Whilst I at home starve for a merry look.

10. Art present. The Quarto has are.

11, 12. Not. Quarto nor. The same thought which appears in XLV.

Compare with these sonnets-XLVI. and XLVII.—Sonnets 19, 20, of Watson's Tears of Fancie, 1593 (Watson's Poems, ed. Arber, p. 188) :

My hart impos'd this penance on mine eies,

(Eies the first causers of my harts lamenting :)

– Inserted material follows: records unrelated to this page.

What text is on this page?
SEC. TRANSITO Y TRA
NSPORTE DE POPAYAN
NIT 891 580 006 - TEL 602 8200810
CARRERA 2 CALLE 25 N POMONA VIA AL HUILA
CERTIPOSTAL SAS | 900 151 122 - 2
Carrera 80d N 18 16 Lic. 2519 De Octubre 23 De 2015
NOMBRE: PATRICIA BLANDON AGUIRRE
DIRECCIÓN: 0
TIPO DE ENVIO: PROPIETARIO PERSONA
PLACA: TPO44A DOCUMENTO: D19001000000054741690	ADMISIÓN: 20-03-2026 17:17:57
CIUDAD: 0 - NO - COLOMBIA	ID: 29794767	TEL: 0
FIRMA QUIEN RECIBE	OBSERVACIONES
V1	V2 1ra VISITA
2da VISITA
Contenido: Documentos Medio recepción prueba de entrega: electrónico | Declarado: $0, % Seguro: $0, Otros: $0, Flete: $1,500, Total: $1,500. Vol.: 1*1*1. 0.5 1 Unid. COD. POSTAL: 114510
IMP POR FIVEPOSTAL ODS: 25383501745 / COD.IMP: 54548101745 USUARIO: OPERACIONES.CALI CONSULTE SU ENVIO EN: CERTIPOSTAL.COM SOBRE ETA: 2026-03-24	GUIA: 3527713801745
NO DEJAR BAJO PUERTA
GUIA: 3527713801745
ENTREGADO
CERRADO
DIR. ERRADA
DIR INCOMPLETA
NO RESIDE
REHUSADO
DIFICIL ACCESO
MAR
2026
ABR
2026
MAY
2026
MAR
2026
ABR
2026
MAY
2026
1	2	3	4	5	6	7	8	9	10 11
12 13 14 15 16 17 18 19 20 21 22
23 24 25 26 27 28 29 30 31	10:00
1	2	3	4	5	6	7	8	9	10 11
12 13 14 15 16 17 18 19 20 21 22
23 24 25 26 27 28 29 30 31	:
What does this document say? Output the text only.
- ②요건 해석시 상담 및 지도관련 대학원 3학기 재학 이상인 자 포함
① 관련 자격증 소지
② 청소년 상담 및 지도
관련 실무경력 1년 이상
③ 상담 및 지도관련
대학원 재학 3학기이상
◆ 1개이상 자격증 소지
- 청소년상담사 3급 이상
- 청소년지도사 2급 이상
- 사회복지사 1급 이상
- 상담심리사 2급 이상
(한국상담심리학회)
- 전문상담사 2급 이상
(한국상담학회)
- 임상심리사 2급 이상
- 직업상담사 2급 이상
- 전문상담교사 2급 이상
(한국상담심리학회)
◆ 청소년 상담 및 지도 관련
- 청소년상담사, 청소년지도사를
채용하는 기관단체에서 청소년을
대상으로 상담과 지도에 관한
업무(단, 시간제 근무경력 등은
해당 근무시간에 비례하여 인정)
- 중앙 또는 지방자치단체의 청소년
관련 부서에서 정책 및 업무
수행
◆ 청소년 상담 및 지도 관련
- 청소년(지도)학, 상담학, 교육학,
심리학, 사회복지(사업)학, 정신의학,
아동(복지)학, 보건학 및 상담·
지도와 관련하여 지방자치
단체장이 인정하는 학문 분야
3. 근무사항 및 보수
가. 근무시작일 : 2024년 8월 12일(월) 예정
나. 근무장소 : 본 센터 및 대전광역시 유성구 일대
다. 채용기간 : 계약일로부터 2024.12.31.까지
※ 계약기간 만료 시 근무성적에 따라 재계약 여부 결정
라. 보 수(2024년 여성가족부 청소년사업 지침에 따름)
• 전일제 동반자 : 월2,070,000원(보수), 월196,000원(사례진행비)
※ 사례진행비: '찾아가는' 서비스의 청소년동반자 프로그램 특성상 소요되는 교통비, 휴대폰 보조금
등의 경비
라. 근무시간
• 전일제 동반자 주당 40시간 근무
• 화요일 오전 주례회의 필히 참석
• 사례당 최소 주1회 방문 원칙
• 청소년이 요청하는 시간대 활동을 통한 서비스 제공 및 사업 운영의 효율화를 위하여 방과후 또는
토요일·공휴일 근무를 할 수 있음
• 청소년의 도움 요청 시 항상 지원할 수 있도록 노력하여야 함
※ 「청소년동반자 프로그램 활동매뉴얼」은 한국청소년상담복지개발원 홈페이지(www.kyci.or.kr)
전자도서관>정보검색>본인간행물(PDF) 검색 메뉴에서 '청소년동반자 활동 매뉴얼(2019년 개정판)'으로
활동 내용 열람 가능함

That they should weepe till loue and fancie dies,
Fond love the last cause of my harts repenting.
Mine eies upon my hart inflict this paine
(Bold hart that dard to harbour thoughts of loue)
That it should loue and purchase fell disdaine,
A grievous penance which my hart doth proue,
Mine eies did weepe as hart had them imposed,
My hart did pine as eies had it constrained, etc.

Sonnet 20 continues the same:—

My hart accus'd mine eies and was offended,

Hart said that loue did enter at the eies,
And from the eies descended to the hart;

Eies said that in the hart did sparkes arise, etc.

Compare also Diana (ed. 1584), Sixth Decade, Sonnet 7 (Arber's English Garner, vol. ii. p. 254); and Drayton, Idea, 33.

XLVIII. Line 6 of XLVI., in which Shakspere speaks of keeping his friend in the closet of his breast:

A closet never pierced with crystal eyes,

suggests XLVIII.; see lines 9-12. I have said he is safe in my breast; yet ah! I feel he is not.

5. I locked up my trifles, much more my jewels; but my jewels are trifles compared with you.

11. Gentle closure of my breast. So Venus and Adonis, 1. 782, "the quiet closure of my breast."